M. Jacques Valade, rapporteur. Il est difficile de donner un avis défavorable à cet amendement, mais la commission va s'abstenir.
Les explications de M. le ministre nous ont convaincus qu'il n'y avait aucun ostracisme par rapport à une quelconque discipline : la pluridisciplinarité, pour laquelle a plaidé M. Raoul, est de règle.
M. le président. Je mets aux voix l'article 3, modifié.
(L'article 3 est adopté.)
CHAPITRE II
L'ÉVALUATION DES ACTIVITÉS DE RECHERCHE
M. le président. L'amendement n° 19, présenté par M. Valade, au nom de la commission, est ainsi libellé :
Compléter l'intitulé de cette division par les mots :
et d'enseignement supérieur
La parole est à M. Valade, rapporteur.
M. Jacques Valade, rapporteur. Dans l'avant-projet de loi, il était seulement question de l'évaluation des activités de recherche. Or le texte qui nous est soumis a évolué. Par ailleurs, nous avons complété d'une façon significative les rôles de chacun, notamment celui de l'Agence nationale pour l'évaluation.

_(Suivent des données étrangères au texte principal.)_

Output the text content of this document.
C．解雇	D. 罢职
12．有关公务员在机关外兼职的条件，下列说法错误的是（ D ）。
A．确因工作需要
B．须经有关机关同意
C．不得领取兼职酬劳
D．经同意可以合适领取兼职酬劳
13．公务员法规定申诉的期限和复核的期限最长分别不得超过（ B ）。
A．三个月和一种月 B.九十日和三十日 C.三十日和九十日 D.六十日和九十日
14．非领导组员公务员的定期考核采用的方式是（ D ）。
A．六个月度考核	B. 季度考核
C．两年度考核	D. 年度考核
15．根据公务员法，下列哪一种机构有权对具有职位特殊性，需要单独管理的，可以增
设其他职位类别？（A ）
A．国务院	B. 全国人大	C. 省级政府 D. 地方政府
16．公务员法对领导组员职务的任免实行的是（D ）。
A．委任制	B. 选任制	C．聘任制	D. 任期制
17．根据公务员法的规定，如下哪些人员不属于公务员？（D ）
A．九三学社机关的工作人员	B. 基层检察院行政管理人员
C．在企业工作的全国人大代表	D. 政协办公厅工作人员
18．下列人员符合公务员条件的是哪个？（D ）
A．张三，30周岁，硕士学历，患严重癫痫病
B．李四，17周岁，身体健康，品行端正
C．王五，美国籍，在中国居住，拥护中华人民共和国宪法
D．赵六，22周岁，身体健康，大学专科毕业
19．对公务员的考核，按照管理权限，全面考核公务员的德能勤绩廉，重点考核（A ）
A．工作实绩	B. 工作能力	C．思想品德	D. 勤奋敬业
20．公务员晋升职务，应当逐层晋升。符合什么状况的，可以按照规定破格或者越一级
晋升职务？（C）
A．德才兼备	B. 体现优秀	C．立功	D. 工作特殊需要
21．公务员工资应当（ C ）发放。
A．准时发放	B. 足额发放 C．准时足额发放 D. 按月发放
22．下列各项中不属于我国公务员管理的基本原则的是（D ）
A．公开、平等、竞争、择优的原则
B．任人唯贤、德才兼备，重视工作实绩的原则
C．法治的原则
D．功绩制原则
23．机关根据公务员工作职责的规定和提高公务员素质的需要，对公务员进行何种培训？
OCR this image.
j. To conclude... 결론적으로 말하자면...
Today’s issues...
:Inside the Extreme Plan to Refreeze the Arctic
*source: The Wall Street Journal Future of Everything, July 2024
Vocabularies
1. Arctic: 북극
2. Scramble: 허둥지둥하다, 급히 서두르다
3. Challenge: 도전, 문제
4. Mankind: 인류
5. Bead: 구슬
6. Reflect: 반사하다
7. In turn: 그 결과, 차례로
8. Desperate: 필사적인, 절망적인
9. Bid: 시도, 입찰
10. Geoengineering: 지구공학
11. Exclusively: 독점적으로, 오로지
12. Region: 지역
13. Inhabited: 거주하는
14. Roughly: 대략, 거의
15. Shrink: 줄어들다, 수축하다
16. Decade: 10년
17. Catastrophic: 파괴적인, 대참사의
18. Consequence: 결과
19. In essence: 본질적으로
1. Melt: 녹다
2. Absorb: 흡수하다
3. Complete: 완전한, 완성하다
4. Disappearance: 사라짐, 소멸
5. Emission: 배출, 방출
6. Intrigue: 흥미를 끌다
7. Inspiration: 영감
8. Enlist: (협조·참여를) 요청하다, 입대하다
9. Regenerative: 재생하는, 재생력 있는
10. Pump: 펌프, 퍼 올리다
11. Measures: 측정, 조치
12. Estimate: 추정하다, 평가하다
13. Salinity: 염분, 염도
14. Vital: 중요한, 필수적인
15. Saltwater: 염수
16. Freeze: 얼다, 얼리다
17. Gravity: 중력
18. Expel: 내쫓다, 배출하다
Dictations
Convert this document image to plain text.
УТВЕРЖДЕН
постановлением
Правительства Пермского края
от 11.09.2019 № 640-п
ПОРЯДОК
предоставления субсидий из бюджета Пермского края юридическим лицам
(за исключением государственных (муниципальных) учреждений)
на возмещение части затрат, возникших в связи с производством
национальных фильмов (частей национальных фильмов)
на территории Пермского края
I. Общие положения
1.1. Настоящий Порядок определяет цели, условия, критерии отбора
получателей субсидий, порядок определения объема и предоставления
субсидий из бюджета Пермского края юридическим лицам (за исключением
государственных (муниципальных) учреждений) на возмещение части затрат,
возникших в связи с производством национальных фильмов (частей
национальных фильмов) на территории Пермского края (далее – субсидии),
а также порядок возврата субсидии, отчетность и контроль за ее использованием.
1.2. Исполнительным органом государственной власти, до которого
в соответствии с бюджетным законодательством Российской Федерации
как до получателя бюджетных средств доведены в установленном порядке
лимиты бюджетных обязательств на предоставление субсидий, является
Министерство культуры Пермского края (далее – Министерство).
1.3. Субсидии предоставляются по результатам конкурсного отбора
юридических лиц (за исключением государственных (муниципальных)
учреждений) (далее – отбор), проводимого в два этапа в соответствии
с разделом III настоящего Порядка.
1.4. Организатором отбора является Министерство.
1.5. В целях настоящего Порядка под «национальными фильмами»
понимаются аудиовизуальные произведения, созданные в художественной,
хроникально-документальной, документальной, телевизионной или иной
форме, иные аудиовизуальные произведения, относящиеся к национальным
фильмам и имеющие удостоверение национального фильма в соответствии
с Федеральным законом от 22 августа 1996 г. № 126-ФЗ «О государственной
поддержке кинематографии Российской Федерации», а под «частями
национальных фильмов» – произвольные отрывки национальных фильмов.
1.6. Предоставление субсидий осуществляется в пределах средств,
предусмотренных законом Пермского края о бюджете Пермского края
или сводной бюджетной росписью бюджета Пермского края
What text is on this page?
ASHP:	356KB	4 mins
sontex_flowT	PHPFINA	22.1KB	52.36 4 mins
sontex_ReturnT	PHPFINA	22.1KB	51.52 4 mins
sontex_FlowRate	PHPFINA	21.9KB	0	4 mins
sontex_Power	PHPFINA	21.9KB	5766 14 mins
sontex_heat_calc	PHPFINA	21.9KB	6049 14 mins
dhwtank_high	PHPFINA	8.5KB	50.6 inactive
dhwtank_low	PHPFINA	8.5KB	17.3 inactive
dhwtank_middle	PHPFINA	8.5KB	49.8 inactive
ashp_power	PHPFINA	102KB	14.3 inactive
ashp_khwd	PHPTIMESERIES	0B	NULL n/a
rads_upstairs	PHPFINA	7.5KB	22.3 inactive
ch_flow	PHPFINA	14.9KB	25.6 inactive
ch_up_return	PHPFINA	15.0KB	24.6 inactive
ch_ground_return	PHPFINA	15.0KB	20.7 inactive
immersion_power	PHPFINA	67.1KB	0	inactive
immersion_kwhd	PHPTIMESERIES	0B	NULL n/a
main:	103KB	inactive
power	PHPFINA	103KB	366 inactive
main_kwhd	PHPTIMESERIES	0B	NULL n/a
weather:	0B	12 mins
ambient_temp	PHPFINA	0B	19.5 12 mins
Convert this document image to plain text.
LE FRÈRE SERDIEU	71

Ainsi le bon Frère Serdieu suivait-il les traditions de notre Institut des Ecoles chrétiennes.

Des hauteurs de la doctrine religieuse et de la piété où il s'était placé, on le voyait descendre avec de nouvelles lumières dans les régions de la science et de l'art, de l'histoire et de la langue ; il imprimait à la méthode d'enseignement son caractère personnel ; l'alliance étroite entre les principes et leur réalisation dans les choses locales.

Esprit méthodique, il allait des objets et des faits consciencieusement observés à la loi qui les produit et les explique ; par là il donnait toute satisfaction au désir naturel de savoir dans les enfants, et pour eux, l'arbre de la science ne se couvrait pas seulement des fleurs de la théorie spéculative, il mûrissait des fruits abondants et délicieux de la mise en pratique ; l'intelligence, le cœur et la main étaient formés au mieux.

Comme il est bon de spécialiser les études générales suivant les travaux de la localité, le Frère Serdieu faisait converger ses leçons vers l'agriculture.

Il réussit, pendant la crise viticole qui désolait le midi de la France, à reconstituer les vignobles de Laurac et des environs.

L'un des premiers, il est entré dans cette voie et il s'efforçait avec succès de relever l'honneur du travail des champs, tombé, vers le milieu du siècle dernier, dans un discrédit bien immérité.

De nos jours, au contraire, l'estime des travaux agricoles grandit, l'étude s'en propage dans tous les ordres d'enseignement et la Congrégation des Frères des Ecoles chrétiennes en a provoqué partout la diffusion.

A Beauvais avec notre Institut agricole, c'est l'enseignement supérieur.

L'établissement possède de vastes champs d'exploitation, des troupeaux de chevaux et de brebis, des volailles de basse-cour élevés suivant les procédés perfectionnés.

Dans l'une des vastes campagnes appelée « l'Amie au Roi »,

Par conséquent, dans un souci de cohérence, nous souhaitons compléter l'intitulé de ce chapitre en y ajoutant l'enseignement supérieur.
M. le président. Quel est l'avis du Gouvernement ?
M. François Goulard, ministre délégué. Je soulignais tout à l'heure la qualité du travail du Sénat. Nous en avons là une illustration.
En effet, le texte du Gouvernement comportait une lacune, que le Conseil d'État n'a d'ailleurs pas relevée. C'est donc à bon droit que la commission spéciale propose de modifier l'intitulé du chapitre II.
Le Gouvernement est très favorable à cet amendement.
M. Ivan Renar. Chacun sa lacune !
M. le président. La parole est à M. Serge Lagauche, pour explication de vote.
M. Serge Lagauche. Nous avions, pour notre part, déposé un amendement similaire. Mon groupe votera donc pour cet amendement de la commission.
M. le président. En conséquence, l'intitulé du chapitre II est ainsi complété.